"Devraj." His grandmother's energy was strong, beautiful, carrying within it the echoes of incense and spice, silica and molten heat. "A little late to come calling, beta."
Only his grandmother ever called him "beloved child" in the language of his mother. "I figured you'd be up working on your designs."
"The glass is becoming more and more stubborn with age. Today, I meant to finish a stained glass window except the red refused to cooperate. It turned orange instead."
He was used to the way she spoke of her precious glass as if it were a sentient being. "You still haven't sent me my birthday present."
"Cheeky boy." A psychic brush against his mind, an affectionate kiss on his forehead. "You'll get what's coming to you."
He laughed, and it was perhaps the only time he ever truly did that anymore - with her, the woman who'd loved him even when he'd hated himself. "Nani," he said, using the Hindi word for maternal grandmother, "I need some advice."
"You've been walking a lonely path these past few years."
"Yes." He'd never lied to his grandmother. Perhaps he'd withheld his darkest secrets, but he'd never lied.
"The metal - I know it kept you sane at a time when another child might've broken," she said, the warmth of her love a gentle wind across his senses, "but you must see what it's doing to you."
It was, Dev knew, becoming fused into his very cells. Sometimes his mind was so cool, so flawlessly quiet that he wondered if it was blood that ran in his veins, or something far less human. "I can no more stop reaching for metal than you can stop shaping glass." Steel and iron, copper and gold, it all called to him, resonating on a psychic frequency he alone could sense. "It helps me do what I need to do."
"Understand the Psy?"
"Yes. And make decisions that need making."
A sigh. "Metal melts, too, beta. It is not always hard, not always cold."
"That's the problem. Something's penetrating my shields."
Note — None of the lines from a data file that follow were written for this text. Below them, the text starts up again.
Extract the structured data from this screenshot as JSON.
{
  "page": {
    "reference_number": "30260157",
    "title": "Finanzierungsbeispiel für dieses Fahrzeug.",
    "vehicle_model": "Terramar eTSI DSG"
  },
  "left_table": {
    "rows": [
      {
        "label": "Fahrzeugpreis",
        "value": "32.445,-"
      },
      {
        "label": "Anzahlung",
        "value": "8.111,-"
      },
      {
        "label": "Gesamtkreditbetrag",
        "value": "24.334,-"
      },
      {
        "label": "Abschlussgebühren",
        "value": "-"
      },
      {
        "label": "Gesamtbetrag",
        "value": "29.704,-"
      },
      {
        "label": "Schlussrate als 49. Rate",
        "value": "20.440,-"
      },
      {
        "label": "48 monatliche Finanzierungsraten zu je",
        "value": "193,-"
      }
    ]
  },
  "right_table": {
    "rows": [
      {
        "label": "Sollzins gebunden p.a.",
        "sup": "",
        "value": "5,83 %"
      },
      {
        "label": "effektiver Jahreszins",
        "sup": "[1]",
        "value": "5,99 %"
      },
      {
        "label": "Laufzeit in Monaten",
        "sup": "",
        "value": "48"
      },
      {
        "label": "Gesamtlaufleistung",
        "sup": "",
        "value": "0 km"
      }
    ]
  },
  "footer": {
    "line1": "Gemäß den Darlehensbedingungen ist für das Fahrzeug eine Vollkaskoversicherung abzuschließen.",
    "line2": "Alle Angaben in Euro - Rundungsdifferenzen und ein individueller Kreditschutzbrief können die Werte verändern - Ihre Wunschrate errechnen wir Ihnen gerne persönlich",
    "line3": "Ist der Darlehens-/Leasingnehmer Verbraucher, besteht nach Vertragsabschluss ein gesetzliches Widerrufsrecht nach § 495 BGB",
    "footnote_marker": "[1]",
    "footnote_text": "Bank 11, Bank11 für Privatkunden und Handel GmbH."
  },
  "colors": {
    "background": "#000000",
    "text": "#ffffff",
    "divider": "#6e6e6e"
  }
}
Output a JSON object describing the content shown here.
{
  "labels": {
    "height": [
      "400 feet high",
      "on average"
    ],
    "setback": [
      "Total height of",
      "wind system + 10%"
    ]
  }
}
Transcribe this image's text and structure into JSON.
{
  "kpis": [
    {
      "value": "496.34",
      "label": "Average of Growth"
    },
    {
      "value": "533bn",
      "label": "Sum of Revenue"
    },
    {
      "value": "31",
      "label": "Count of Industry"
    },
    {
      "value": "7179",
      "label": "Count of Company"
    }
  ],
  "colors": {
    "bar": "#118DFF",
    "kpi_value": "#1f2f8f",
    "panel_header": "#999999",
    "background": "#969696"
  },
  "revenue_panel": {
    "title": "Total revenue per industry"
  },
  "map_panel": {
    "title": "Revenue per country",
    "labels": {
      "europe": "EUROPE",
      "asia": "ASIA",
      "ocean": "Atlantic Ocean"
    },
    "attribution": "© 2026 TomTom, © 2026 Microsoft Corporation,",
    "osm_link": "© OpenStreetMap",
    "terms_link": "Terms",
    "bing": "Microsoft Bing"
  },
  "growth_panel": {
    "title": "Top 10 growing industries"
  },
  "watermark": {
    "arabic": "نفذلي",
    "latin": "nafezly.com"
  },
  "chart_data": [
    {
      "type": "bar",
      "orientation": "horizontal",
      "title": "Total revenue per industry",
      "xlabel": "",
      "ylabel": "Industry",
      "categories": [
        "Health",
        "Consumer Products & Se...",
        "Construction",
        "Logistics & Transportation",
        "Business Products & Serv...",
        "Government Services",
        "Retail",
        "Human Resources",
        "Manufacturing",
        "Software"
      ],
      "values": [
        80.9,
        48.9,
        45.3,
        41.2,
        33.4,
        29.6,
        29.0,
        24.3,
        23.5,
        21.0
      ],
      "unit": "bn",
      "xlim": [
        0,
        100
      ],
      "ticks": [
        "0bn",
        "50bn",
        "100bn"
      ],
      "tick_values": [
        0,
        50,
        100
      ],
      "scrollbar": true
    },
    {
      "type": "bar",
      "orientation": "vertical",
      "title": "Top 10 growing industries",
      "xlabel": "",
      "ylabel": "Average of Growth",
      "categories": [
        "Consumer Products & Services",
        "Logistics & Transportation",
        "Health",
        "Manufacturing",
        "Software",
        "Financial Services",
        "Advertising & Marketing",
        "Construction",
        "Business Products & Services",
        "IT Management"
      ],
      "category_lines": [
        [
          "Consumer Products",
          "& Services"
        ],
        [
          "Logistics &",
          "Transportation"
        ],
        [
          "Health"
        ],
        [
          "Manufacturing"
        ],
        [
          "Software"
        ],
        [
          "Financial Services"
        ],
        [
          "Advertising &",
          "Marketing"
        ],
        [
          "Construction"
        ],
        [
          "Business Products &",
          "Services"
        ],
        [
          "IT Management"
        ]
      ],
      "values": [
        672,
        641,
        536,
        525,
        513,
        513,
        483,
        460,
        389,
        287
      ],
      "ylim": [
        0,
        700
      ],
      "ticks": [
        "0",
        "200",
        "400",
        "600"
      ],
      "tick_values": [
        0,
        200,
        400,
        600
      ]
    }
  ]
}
"Without your conscious control?"
"Yes." He told her about Katya. "I'm the director - I can't afford that kind of a chink in my shields."
"I should remove the threat."
"Kill her, you mean."
There was no shock from his grandmother. In her youth, she'd been one of the foot soldiers for the Forgotten. "This woman, this Katya," she now said, "she plays on your weaknesses."
Katya's screams echoed inside him, full of so much terror, he didn't know how she'd survived. "I don't think it's deliberate."
"Perhaps." A pause. "If she is a sleeper assassin, it may be that she was chosen. . .no, that she was made to disarm you. Your history isn't public knowledge, but neither is it completely hidden - you may believe you're refusing her entry, but your subconscious has clearly opened a door for her."
Something twisted inside him, shooting barbs into his heart. "If she was designed to get under my skin, they did a good job." She'd slipped inside him with such stealth, the perfect stiletto in the dark.
"Ah, Devraj, don't sound as if you've been played for a fool." A pulse of loving energy that was as familiar as the melting silica of her precious glass. "I'm happy for you."
"It shows you still have heart, that you didn't immediately move to strike. And I'd rather you have that than be a cold-blooded general who thinks of nothing but power."
"Her mind," he said, "do you think you might be able to unravel the programming?" His grandmother was only a midrange sender, but she was very, very good at untangling psychic knots - an odd skill that the Psy in the Net seemed to have lost. Perhaps it was no longer necessary now that they were Silent.
It was very much necessary for the Forgotten.
Nani was the one who'd untangled the ribbons of madness that had ravaged Dev's father. The ribbons always came back - faster each time - but now they knew what to watch for. The first time . . . Dev shook his head in violent repudiation.
For a second, his attention split between the psychic and physical aspects of his nature as Katya stirred. Putting his hand on the back of her head, he gentled her into sleep once more before returning to his grandmother.
"I'd have to see her." Her mental tone was serene, yet no less sharp for it. "But you know the problem - we're not the same as the Psy in the Net. I may not even be able to sense the bonds that lock her in, much less the deeper programming."
"I don't want you trying yet in any case." A midrange Psy telepath could do a lot of damage to one of the Forgotten who'd lowered her shields.
"You call me when you need me." Another psychic brush. "Do you want to talk to your nana?"
"No, let him sleep."
"You know he never sleeps while I'm awake. Stubborn man."
He sent her a good-bye kiss before dropping from the ShadowNet. Coming back into his own mind was an easy glide, a familiar truth. He understood exactly how the woman in his arms felt at being cut off from the psychic plane. It must be akin to having a limb amputated, a claustrophobic terror.
If, of course, she was telling the truth.
This woman, this Katya, she plays on your weaknesses.
How could he not have seen it? It was as if someone had gone into his very psyche and created a woman he simply could not harm, no matter what he'd told himself to the contrary. Even now, with the truth of his grandmother's words ringing in his head, he couldn't repudiate Katya . . . couldn't send her back to the dark.